Re-entry body drag: shock tunnel experiments and computational fluid dynamics calculations compared

The best approach for conducting the research necessary for developing hypersonic flight vehicles is a close coupling between experiments that employ rapid measurement techniques and computational fluid dynamics (CFD) that appropriately accounts for the freestream nonuniformities, as well as for hypervelocity flow phenomena. This approach has been employed here, where stress wave force measurements and CFD calculations have been combined in an investigation of the axial drag on a generic re-entry body.

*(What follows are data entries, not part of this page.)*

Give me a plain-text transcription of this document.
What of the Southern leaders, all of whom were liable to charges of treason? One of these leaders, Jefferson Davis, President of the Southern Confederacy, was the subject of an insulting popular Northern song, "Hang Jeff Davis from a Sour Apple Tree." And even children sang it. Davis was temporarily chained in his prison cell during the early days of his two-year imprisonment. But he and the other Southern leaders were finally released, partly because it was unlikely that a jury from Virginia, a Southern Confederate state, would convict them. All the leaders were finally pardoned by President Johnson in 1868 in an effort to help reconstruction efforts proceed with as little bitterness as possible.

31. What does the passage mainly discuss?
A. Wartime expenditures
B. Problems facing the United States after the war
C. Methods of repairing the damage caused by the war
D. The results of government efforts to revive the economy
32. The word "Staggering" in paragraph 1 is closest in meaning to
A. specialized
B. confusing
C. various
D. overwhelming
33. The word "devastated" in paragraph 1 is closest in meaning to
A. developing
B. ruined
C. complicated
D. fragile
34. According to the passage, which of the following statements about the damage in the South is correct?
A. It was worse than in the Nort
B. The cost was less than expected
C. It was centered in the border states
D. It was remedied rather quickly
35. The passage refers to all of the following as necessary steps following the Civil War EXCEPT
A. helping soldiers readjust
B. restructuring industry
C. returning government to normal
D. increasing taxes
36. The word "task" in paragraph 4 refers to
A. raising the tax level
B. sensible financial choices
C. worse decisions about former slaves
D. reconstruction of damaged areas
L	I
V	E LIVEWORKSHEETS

Experiments were performed in argon and nitrogen, with test flows ranging in total enthalpy between 3 MJ/kg and 12 MJ/kg and Mach numbers varying from 6 to 13. The associated measured drag forces ranged from 300 to 360 N. For Mach 12 argon flows, the CFD overpredicted the drag by 8%, while for two hypervelocity nitrogen flows the CFD overpredicted the drag by at most 5%. Considering uncertainties in the force measurements and the CFD boundary conditions, the agreement is good, and the work highlights both the ability of the force measurement technique to respond to rapid changes in flow conditions and the importance of carefully accounting for flow gradients in the CFD boundary conditions. This paper was based on work that was presented at the 3rd International Symposium on Interdisciplinary Shock Wave Research, Canberra, Australia, March 1–3, 2006.